Grey Nuns begin one of the first facilities in Calgary, the Holy Cross Hospital

Four Grey Nuns sisters arrived in Calgary at two o'clock of a cold January morning. They and their escort, Father Leduc, walked in the snow and darkness from the train station to the residence of another order seeking lodging. There was not enough room for them to stay, so after a brief rest, a snack and a celebration of the mass, they moved on to the building that was to be their hospital.
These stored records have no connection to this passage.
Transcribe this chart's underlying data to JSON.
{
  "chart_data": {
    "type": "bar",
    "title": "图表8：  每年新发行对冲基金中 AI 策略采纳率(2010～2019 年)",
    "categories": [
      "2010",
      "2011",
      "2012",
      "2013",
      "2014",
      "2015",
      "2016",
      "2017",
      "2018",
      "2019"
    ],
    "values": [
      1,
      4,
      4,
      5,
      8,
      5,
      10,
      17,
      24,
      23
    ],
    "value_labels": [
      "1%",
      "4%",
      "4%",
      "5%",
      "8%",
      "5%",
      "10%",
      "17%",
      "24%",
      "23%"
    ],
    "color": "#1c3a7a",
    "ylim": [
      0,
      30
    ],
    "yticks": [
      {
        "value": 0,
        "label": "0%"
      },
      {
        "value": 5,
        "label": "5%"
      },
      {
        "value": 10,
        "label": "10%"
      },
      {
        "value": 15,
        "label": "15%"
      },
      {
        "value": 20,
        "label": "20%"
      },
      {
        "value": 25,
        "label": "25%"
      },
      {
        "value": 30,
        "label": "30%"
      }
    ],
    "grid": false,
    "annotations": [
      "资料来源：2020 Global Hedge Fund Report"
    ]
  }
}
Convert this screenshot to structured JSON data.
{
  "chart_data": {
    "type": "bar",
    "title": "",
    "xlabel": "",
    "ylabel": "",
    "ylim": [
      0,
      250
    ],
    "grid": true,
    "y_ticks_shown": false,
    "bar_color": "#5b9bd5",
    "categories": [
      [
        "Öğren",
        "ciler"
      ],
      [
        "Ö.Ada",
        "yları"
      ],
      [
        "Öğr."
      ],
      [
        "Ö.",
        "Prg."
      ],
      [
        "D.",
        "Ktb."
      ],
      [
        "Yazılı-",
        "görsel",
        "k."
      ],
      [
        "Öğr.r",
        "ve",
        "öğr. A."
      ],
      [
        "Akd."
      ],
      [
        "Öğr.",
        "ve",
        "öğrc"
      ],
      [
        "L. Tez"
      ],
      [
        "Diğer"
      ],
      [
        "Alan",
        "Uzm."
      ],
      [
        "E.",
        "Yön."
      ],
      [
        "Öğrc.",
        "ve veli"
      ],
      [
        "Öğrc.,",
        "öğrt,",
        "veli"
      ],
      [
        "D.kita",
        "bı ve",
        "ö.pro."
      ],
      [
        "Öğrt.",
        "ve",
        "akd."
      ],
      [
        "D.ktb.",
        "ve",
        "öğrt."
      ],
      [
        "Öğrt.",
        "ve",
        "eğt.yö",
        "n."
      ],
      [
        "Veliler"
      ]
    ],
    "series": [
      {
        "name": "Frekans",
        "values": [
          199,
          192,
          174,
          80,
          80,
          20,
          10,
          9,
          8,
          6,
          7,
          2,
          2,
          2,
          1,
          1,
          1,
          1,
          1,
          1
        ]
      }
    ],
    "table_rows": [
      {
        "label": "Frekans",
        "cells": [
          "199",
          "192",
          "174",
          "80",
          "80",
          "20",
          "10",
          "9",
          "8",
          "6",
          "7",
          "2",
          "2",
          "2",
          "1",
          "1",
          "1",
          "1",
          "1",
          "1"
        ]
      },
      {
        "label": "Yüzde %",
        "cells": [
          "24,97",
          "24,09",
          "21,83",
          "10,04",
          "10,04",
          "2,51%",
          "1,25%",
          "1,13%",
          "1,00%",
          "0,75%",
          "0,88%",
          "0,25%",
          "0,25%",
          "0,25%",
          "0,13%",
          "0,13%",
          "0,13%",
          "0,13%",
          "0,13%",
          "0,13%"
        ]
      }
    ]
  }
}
After finding second-hand furniture and equipment, they accepted their first patient in April. The little four-bed hospital was often overcrowded and the sisters would sleep on the floor or in the cold attic, so that patients could have their beds. A new building was definitely needed and a site was chosen in 1892 on the banks of the Elbow River. The land was donated by the Oblate fathers, who also donated the bricks for the building.

The Grey Nuns' work was not just within the walls of the new building. Before it was completed, a measles epidemic had required the isolation of many patients--the city set them up in tents and then asked the Grey Nuns if they would look after them there. This they did, of course going into quarantine themselves.

Holy Cross Hospital was ready for partial occupancy by November of 1892 and generous grants in terms of telephone service and electricity, they were able to continue their work.

The epidemics were the worst times and they often had to sleep on the attic floor of even this new building to accommodate more patients. After the measles epidemic of 1892, diphtheria broke out in the following two summers. More sisters came from Montreal to help, but they all had their hands full. Typhoid and diphtheria epidemics (and even smallpox in 1908) continued to plague Calgary's early years, culminating in the horrendous Spanish flu epidemic at the end of the Great War. The Grey Nuns worked tirelessly throughout all of these, even managing to feed many of the hungry poor who knocked on their hospital door, knowing they wouldn't be turned away.